New year, new decade—we’re off to the races. I have a few concerns about 2020, and some ideas on how to make it a successful year from an investment perspective—which I have just shared in Barron’s 2020 Roundtable in New York. But before I delve into that, let me elaborate on the lessons of 2019 and the underlying trends carrying us into the new year.

None of the doom-and-gloom predictions materialized in 2019. Trade tensions did not spiral into out-of-control trade wars; new tariffs affected selected companies and industries, but they did not have a major macro impact. The US economic expansion did not halt—it went on to become the longest in history, with unemployment at a 50-year low. China’s economy did not stall; it just slowed to a still-healthy 6% gross domestic product (GDP) growth rate.

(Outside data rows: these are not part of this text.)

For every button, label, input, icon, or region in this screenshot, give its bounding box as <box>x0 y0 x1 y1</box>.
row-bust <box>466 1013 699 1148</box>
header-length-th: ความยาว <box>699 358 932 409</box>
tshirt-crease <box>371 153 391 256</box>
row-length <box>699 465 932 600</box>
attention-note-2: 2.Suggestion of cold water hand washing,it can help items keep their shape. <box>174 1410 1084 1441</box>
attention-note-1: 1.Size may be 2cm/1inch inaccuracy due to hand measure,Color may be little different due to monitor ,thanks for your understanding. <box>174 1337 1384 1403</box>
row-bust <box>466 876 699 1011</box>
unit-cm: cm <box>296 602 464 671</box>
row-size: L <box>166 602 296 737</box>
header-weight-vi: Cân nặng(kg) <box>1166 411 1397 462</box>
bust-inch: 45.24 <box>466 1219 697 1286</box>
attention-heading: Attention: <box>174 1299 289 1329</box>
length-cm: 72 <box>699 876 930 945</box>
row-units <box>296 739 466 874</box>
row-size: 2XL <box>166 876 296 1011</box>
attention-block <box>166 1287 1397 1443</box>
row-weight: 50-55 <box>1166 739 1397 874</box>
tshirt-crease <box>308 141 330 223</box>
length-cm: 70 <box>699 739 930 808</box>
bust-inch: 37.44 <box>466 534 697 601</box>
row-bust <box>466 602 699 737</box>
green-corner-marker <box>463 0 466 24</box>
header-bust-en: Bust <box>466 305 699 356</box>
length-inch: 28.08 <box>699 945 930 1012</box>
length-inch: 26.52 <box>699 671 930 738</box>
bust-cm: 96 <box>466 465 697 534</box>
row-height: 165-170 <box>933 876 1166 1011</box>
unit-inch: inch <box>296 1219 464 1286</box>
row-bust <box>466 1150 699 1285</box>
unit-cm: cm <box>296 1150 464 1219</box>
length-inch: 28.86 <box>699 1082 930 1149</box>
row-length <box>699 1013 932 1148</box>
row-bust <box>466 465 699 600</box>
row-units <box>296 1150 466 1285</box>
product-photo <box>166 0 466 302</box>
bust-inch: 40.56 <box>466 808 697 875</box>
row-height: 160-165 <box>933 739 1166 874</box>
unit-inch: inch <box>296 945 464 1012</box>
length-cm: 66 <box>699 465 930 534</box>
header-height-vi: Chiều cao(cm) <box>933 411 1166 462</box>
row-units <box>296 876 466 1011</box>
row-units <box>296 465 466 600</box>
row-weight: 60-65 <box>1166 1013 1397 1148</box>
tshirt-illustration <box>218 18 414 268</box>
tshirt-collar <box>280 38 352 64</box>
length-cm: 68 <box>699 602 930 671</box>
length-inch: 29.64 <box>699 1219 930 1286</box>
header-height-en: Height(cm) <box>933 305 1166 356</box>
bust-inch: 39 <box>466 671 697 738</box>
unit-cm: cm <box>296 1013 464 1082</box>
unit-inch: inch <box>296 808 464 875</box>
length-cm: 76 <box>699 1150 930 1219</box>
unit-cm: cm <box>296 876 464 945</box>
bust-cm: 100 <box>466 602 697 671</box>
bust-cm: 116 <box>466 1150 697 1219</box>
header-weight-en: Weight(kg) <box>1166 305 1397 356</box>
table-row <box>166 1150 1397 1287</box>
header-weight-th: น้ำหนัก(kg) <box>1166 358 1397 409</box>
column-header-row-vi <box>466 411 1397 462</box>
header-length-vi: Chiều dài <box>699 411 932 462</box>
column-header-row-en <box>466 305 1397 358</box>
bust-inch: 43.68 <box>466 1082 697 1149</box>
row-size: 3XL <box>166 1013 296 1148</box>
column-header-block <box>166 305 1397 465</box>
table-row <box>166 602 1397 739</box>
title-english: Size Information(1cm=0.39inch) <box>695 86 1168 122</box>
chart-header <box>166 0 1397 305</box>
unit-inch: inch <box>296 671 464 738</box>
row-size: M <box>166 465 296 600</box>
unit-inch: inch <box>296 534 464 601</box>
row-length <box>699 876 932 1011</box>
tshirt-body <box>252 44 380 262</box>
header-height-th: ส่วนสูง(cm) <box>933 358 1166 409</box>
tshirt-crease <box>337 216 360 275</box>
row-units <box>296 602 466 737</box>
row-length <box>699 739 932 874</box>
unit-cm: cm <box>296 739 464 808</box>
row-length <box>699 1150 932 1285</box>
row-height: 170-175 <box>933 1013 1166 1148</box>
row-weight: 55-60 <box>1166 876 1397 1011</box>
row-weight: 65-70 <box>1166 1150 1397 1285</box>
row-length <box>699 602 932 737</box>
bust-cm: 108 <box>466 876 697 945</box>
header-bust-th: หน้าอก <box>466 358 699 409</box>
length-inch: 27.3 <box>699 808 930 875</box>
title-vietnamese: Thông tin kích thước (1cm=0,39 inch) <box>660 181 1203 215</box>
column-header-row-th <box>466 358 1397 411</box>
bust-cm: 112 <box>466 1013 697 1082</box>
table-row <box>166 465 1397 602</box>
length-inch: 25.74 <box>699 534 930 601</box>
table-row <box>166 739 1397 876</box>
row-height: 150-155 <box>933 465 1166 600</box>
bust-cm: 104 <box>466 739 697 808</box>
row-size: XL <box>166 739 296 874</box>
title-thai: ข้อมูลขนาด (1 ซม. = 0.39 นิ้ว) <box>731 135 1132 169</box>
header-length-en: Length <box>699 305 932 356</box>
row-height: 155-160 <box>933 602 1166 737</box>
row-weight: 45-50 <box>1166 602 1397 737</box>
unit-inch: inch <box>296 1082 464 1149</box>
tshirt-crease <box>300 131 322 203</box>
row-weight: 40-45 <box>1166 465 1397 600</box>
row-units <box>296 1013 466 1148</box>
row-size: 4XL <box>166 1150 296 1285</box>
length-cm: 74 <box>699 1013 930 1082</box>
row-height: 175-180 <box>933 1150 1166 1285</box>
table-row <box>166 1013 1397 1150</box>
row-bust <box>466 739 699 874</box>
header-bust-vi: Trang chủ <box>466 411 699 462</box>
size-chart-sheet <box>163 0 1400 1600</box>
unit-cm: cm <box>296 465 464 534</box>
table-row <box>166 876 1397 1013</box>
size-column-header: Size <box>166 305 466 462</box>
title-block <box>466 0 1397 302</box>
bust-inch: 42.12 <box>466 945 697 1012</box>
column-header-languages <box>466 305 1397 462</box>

US stock markets had a great year (albeit with a massive assist from the Federal Reserve [Fed]). The S&P 500 Index ended up nearly 30% and the NASDAQ more than 35%—the best performance in six years for both indexes—and the Dow Jones Industrial Average gained 22%.1

A Wall of Worries?

The lesson, in my view, is that last year too many people in the media and in the markets worried too much about the wrong things. Here’s what I think we should expect—and in some cases worry about—in 2020:

I believe US politics will be the main source of volatility as we head toward the 2020 US presidential election in November. Some of the leading Democratic contenders have policy platforms that echo the Obama presidency, while others have put forward proposals that would fundamentally alter the business environment with a likely severe negative impact on growth and markets.

Even with a divided Congress, a new administration could enact substantial regulatory changes via executive order—as the current administration has done. I think the extent to which de-regulation measures over the past three years have supported economic growth has been seriously underappreciated—and we are similarly underestimating the negative impact that a rapid resurgence in regulations could have.